Eli Lilly and Co could have a drug specifically designed to treat COVID-19 authorized for use as early as September if all goes well with either of two antibody therapies it is testing, its chief scientist told Reuters on [June 10].
Lilly is also doing preclinical studies of a third antibody treatment for the illness caused by the new coronavirus that could enter human clinical trials in the coming weeks, Chief Scientific Officer Daniel Skovronsky said in an interview.

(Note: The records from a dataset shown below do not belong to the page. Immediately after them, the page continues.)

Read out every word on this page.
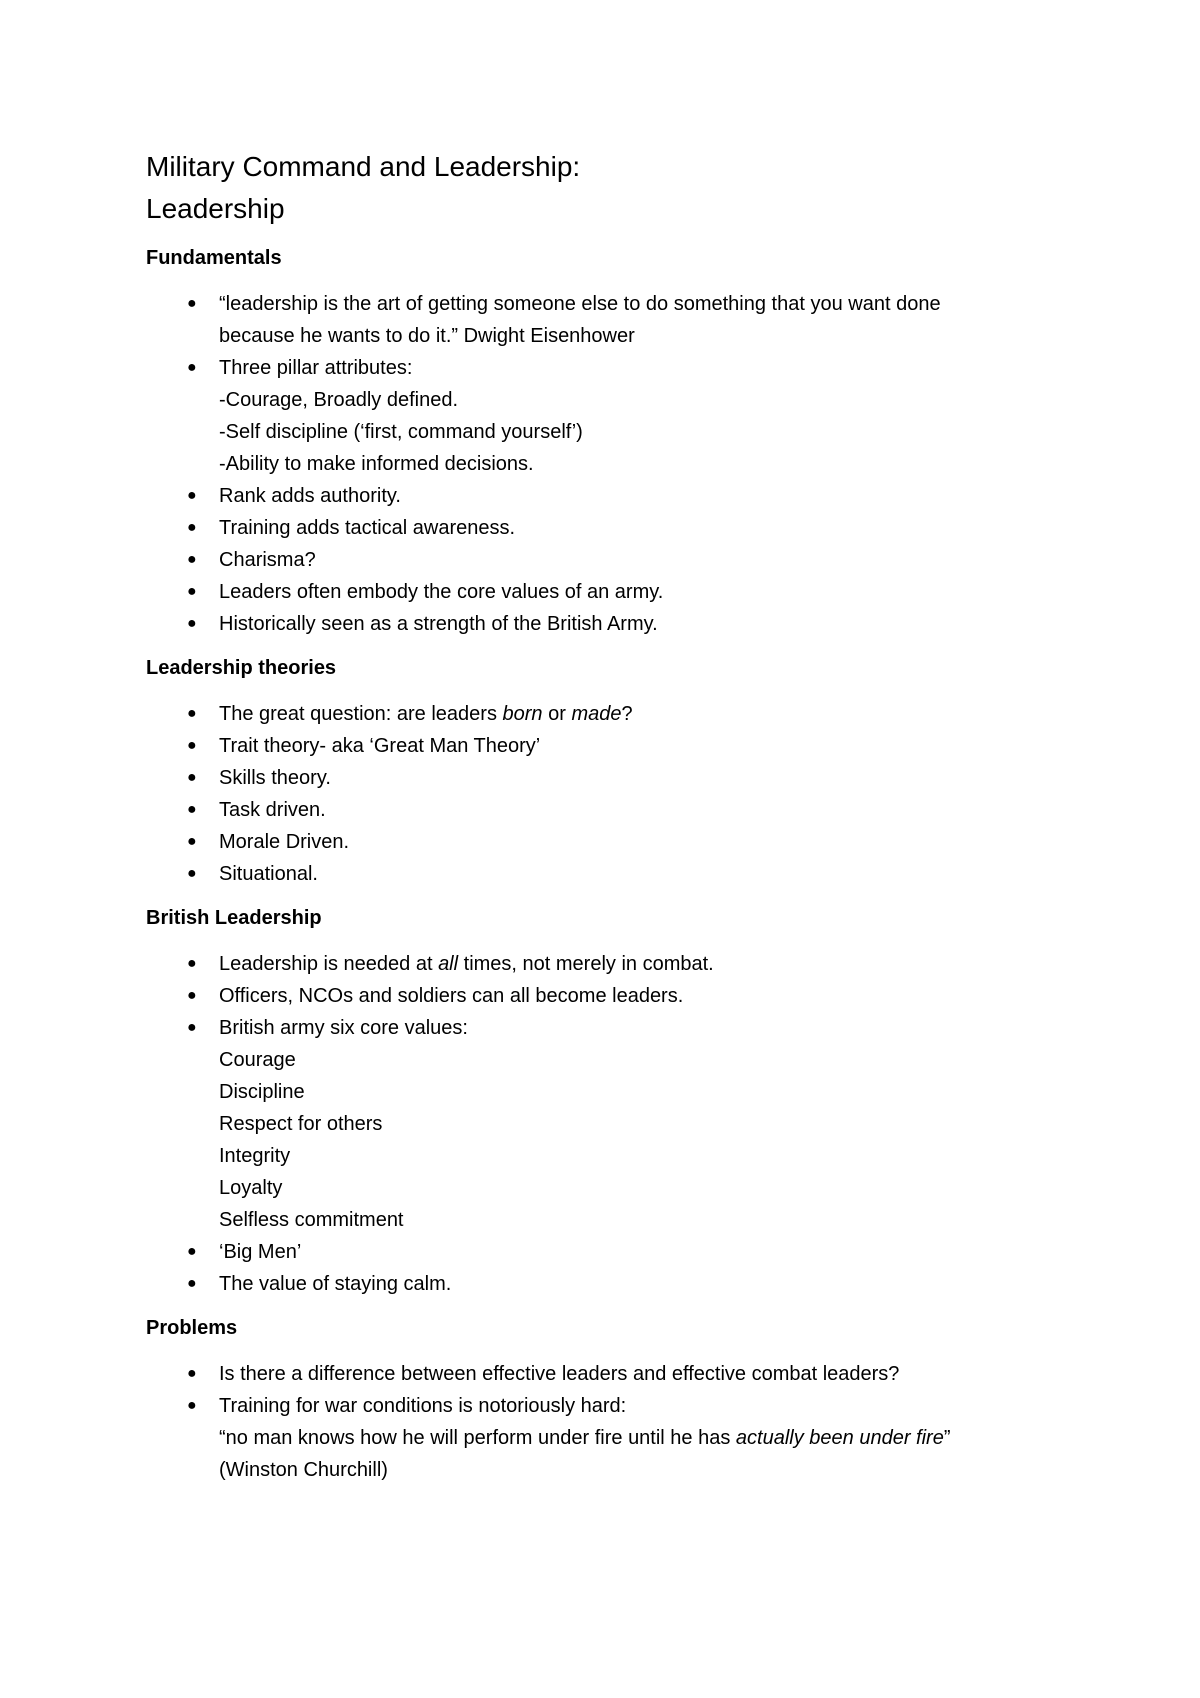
Military Command and Leadership:
Leadership
Fundamentals
● “leadership is the art of getting someone else to do something that you want done
because he wants to do it.” Dwight Eisenhower
● Three pillar attributes:
-Courage, Broadly defined.
-Self discipline (‘first, command yourself’)
-Ability to make informed decisions.
● Rank adds authority.
● Training adds tactical awareness.
● Charisma?
● Leaders often embody the core values of an army.
● Historically seen as a strength of the British Army.
Leadership theories
● The great question: are leaders born or made?
● Trait theory- aka ‘Great Man Theory’
● Skills theory.
● Task driven.
● Morale Driven.
● Situational.
British Leadership
● Leadership is needed at all times, not merely in combat.
● Officers, NCOs and soldiers can all become leaders.
● British army six core values:
Courage
Discipline
Respect for others
Integrity
Loyalty
Selfless commitment
● ‘Big Men’
● The value of staying calm.
Problems
● Is there a difference between effective leaders and effective combat leaders?
● Training for war conditions is notoriously hard:
“no man knows how he will perform under fire until he has actually been under fire”
(Winston Churchill)
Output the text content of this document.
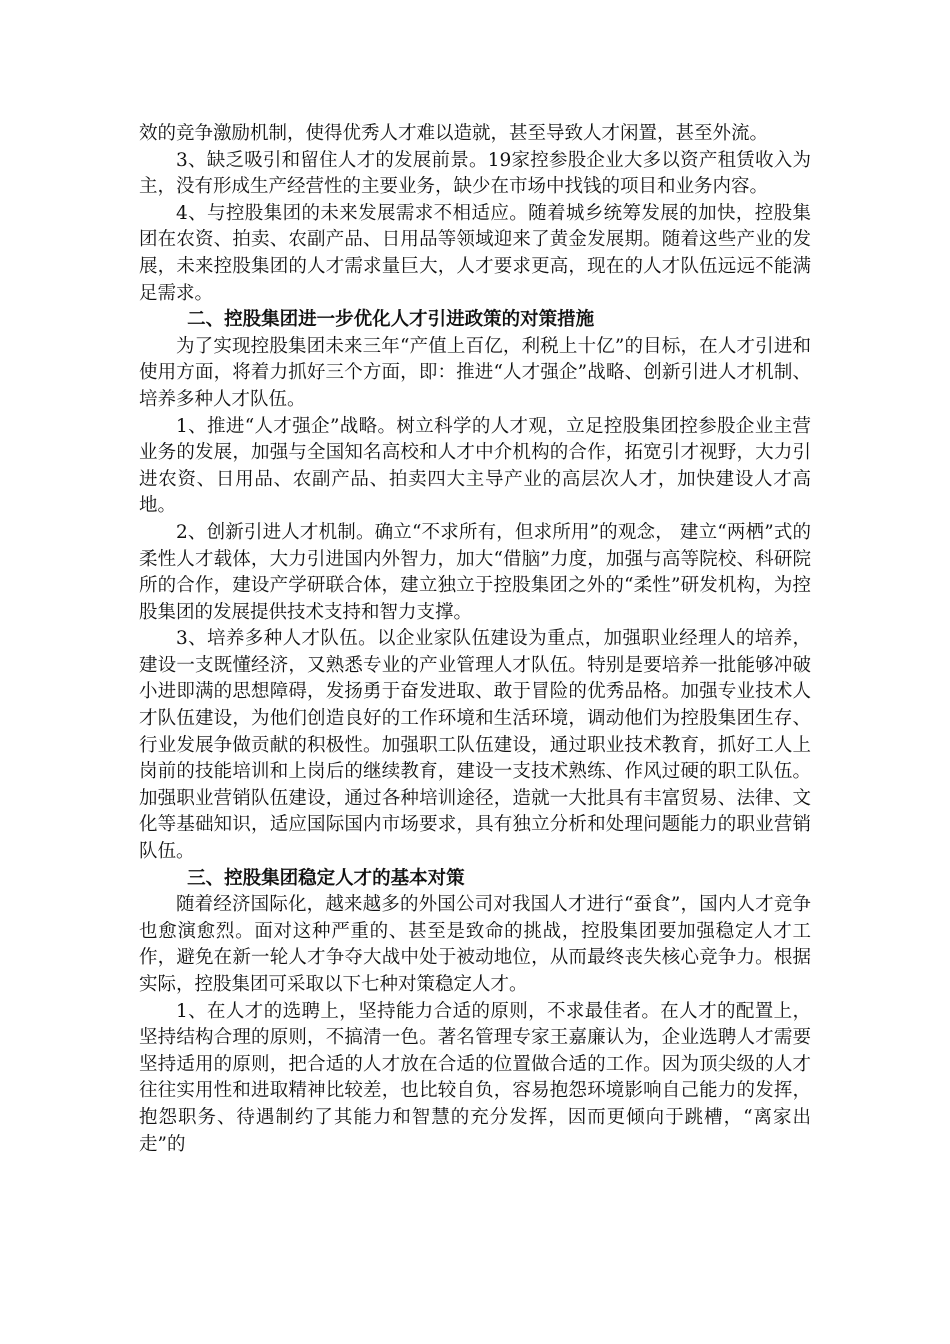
效的竞争激励机制，使得优秀人才难以造就，甚至导致人才闲置，甚至外流。

3、缺乏吸引和留住人才的发展前景。19家控参股企业大多以资产租赁收入为主，没有形成生产经营性的主要业务，缺少在市场中找钱的项目和业务内容。

4、与控股集团的未来发展需求不相适应。随着城乡统筹发展的加快，控股集团在农资、拍卖、农副产品、日用品等领域迎来了黄金发展期。随着这些产业的发展，未来控股集团的人才需求量巨大，人才要求更高，现在的人才队伍远远不能满足需求。

二、控股集团进一步优化人才引进政策的对策措施

为了实现控股集团未来三年“产值上百亿，利税上十亿”的目标，在人才引进和使用方面，将着力抓好三个方面，即：推进“人才强企”战略、创新引进人才机制、培养多种人才队伍。

1、推进“人才强企”战略。树立科学的人才观，立足控股集团控参股企业主营业务的发展，加强与全国知名高校和人才中介机构的合作，拓宽引才视野，大力引进农资、日用品、农副产品、拍卖四大主导产业的高层次人才，加快建设人才高地。

2、创新引进人才机制。确立“不求所有，但求所用”的观念， 建立“两栖”式的柔性人才载体，大力引进国内外智力，加大“借脑”力度，加强与高等院校、科研院所的合作，建设产学研联合体，建立独立于控股集团之外的“柔性”研发机构，为控股集团的发展提供技术支持和智力支撑。

3、培养多种人才队伍。以企业家队伍建设为重点，加强职业经理人的培养，建设一支既懂经济，又熟悉专业的产业管理人才队伍。特别是要培养一批能够冲破小进即满的思想障碍，发扬勇于奋发进取、敢于冒险的优秀品格。加强专业技术人才队伍建设，为他们创造良好的工作环境和生活环境，调动他们为控股集团生存、行业发展争做贡献的积极性。加强职工队伍建设，通过职业技术教育，抓好工人上岗前的技能培训和上岗后的继续教育，建设一支技术熟练、作风过硬的职工队伍。加强职业营销队伍建设，通过各种培训途径，造就一大批具有丰富贸易、法律、文化等基础知识，适应国际国内市场要求，具有独立分析和处理问题能力的职业营销队伍。

三、控股集团稳定人才的基本对策

随着经济国际化，越来越多的外国公司对我国人才进行“蚕食”，国内人才竞争也愈演愈烈。面对这种严重的、甚至是致命的挑战，控股集团要加强稳定人才工作，避免在新一轮人才争夺大战中处于被动地位，从而最终丧失核心竞争力。根据实际，控股集团可采取以下七种对策稳定人才。

1、在人才的选聘上，坚持能力合适的原则，不求最佳者。在人才的配置上，坚持结构合理的原则，不搞清一色。著名管理专家王嘉廉认为，企业选聘人才需要坚持适用的原则，把合适的人才放在合适的位置做合适的工作。因为顶尖级的人才往往实用性和进取精神比较差，也比较自负，容易抱怨环境影响自己能力的发挥，抱怨职务、待遇制约了其能力和智慧的充分发挥，因而更倾向于跳槽，“离家出走”的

Lilly has already launched human trials with two of the experimental therapies.
The drugs belong to a class of biotech medicines called monoclonal antibodies widely used to treat cancer, rheumatoid arthritis and many other conditions. A monoclonal antibody drug developed against COVID-19 is likely to be more effective than repurposed medicines currently being tested against the virus.
Skovronsky said the therapies – which may also be used to prevent the disease – could beat a vaccine to widespread use as a COVID-19 treatment, if they prove effective.
“For the treatment indication, particularly, this could go pretty fast,” he said in an interview. “If in August or September we’re seeing the people who got treated are not progressing to hospitalization, that would be powerful data and could lead to emergency use authorization.”
“So that puts you in the fall time: September, October, November is not unreasonable,” he said.